Michaëlle Jean, born in Haiti and former Governor-General of Canada, now UNESCO’s special envoy to Haiti, being interviewed by the Toronto Star's Catherine Porter.
Talking about her adopted daughter, Marie-Eden, "She could have been illiterate. Dead.
"What about Lovely [the little girl found under the rubble after 6 days] and the many, many, many, many other Lovelys? Two little girls with the same potential and not the same opportunities. That is terrible. That, I cannot live with. ...
"The world owes this [financial help] to Haiti. Haiti has achieved something for humanity we can’t forget. It is the place in which slaves fought and triumphed over . . . slavery. When Haiti did that, they didn’t do it just for themselves. It was a legacy to humanity. But they paid a high price for that."

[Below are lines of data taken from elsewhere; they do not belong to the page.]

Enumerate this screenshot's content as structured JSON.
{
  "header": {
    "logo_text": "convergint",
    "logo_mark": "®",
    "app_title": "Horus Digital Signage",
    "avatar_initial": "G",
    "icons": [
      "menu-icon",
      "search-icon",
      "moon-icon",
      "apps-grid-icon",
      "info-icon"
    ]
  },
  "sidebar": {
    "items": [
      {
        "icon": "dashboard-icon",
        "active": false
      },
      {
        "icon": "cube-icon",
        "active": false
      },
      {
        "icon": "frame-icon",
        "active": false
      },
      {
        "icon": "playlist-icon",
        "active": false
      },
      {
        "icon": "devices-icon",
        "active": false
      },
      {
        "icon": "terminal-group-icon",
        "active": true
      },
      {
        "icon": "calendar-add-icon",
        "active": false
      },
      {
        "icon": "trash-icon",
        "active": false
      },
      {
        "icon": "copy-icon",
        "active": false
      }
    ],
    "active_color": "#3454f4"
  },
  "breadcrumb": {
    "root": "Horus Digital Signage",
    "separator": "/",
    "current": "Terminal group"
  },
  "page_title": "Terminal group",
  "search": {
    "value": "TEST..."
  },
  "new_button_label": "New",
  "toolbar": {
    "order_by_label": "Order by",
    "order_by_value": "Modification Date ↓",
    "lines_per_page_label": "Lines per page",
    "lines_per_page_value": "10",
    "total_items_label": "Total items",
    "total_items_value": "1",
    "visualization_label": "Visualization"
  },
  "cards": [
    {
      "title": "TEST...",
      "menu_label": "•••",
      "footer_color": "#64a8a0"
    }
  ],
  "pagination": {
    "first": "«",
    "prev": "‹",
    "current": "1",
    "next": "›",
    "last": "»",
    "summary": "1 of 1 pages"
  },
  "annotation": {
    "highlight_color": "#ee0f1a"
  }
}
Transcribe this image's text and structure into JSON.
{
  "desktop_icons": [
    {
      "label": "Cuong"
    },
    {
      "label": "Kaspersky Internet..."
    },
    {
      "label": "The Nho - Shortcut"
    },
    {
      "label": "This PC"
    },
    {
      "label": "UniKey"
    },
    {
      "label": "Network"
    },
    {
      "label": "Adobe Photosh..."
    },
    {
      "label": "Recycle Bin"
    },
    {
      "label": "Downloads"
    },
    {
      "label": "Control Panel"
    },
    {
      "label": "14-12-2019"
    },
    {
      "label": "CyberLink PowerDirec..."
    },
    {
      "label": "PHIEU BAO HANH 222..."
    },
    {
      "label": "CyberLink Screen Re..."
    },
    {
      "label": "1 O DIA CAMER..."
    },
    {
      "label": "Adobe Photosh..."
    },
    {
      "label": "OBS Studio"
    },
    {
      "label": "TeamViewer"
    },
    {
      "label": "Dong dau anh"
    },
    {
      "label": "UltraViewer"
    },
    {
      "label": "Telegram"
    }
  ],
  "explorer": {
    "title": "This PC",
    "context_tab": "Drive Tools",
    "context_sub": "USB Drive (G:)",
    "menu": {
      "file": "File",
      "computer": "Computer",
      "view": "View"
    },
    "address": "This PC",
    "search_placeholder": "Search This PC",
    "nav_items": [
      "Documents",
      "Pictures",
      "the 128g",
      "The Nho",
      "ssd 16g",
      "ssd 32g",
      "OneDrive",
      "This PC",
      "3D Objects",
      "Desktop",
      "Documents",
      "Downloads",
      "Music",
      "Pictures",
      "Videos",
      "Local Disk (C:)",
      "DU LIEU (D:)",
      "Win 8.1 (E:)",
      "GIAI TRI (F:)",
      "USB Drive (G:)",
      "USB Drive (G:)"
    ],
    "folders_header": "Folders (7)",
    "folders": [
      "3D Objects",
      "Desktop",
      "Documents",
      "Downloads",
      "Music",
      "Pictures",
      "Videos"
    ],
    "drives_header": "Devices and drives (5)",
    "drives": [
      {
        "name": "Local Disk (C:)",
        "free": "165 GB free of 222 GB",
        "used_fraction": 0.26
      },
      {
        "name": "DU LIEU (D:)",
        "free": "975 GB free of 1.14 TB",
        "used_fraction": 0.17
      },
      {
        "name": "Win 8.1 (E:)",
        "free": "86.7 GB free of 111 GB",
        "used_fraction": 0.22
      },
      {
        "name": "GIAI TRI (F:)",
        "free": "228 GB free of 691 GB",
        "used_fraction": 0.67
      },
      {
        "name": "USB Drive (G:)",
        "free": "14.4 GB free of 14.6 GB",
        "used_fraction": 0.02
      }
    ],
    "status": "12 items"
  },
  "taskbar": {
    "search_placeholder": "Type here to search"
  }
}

Catherine Porter: The price: first an embargo by its major trading partners worried the Haitian success would inspire their own slaves to revolt; then a crippling retribution fee for “lost property” to its former slave owner, France. That fee — set in 1825 at 90 million gold francs — took more than a century to be paid.
"We the world, we humanity, owe to this little country that really left us the legacy of fraternity, freedom, liberation, equality, human dignity," Jean says. "It means something. It’s about values."
Moved to tears, former GG reveals her plans to save Haiti.
It is often forgotten that in 1779 Haiti sent more than 500 volunteer soldiers to help America with its revolution. They now have a monument in Savannah, GA, but the world, especially the US, owes them much more than that.